Congratulations, you’ve been promoted to management. Now what?

Ellen Beth Gill
5 min readJul 28, 2022

Is this satire or is this real?

Congratulations, after a few years in the file room, you’ve been promoted to management. You’re managing older, experienced, knowledge workers who went to years of school, passed state licensing exams, and completed a program of extensive training and mentoring to get to where they are today, employees of the former file clerk. You’re supposed to count heads and collect payroll information in between typing projects for the boss, but why not make this your golden opportunity to shine in the eyes of upper management. This job comes with many challenges, so we’re providing you with this little checklist on how to survive your first week.

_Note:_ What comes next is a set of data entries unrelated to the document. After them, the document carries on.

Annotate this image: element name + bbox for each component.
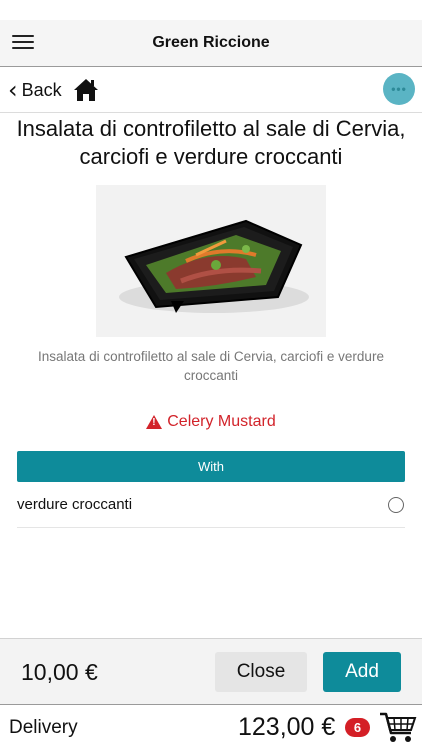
allergen-text: Celery Mustard xyxy=(167,413,276,430)
product-title: Insalata di controfiletto al sale di Cer… xyxy=(16,116,406,169)
ellipsis-icon: ••• xyxy=(391,82,407,96)
product-detail: Insalata di controfiletto al sale di Cer… xyxy=(0,113,422,528)
option-label: verdure croccanti xyxy=(17,496,133,513)
cart-total: 123,00 € xyxy=(238,713,336,741)
cart-footer: Delivery 123,00 € 6 xyxy=(0,704,422,750)
delivery-option[interactable]: Delivery xyxy=(9,717,78,739)
nav-bar: ‹ Back ••• xyxy=(0,68,422,113)
close-button[interactable]: Close xyxy=(215,652,307,692)
shopping-cart-icon[interactable] xyxy=(379,711,417,745)
option-group-header: With xyxy=(17,451,405,482)
warning-icon xyxy=(146,415,163,429)
app-title: Green Riccione xyxy=(152,34,270,51)
cart-count-badge: 6 xyxy=(345,718,370,737)
radio-button[interactable] xyxy=(388,496,404,513)
chevron-left-icon: ‹ xyxy=(8,76,18,104)
back-button[interactable]: ‹ Back xyxy=(8,76,62,104)
action-bar: 10,00 € Close Add xyxy=(0,638,422,704)
hamburger-menu-icon[interactable] xyxy=(12,35,34,51)
add-button[interactable]: Add xyxy=(323,652,401,692)
option-item[interactable]: verdure croccanti xyxy=(17,482,405,528)
product-description: Insalata di controfiletto al sale di Cer… xyxy=(38,349,384,383)
product-image xyxy=(96,185,326,337)
item-price: 10,00 € xyxy=(21,659,98,685)
back-label: Back xyxy=(21,79,62,100)
home-icon[interactable] xyxy=(73,77,99,103)
allergen-warning: Celery Mustard xyxy=(0,413,422,431)
app-header: Green Riccione xyxy=(0,20,422,67)
more-options-button[interactable]: ••• xyxy=(383,73,415,105)
status-bar xyxy=(0,0,422,20)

  1. Be careful of revealing too much. Information is power. Don’t give them any. Heck, if your subordinates are so smart, they should be able to guess.
  2. Cryptically allude to secrets you know, even if you don’t.
  3. Schedule a mandatory Zoom meeting. Don’t reveal the agenda or even the time. Just send out a link, have them bewilderedly log on, and keep them waiting. You’ll be able to gage your power over your new subordinates by the length of time they’re willing to wait for you. If they fall off the zoom before 30 minutes, cancel the meeting and start over tomorrow.
  4. Another fun zoom trick: put another name in when you sign on and display the company logo instead of your face, then mute yourself. If you’re at home you can do this with the dog or cat and then sign in again as yourself. That will put subordinates on edge to your advantage.
  5. Don’t forget to insert the word “team” in any communications you have with subordinates.
  6. Tell them you can do all their jobs, no problem. You’ve seen these people performing these jobs for years when you’ve come into the department to bring them files or mail. Throw around some lingo to prove your point.
  7. Refer to your contacts with upper management, a lot. You’re babysitting for the big boss, make sure they know that.
  8. A great way to keep subordinates off balance is to put one of them on speaker phone without telling them, and then ask them their honest opinion about someone in the room with you.
  9. Absolutely do not, under any circumstances, ask subordinates for input on a new project or product. They can’t possibly know more than the consultant’s focus group.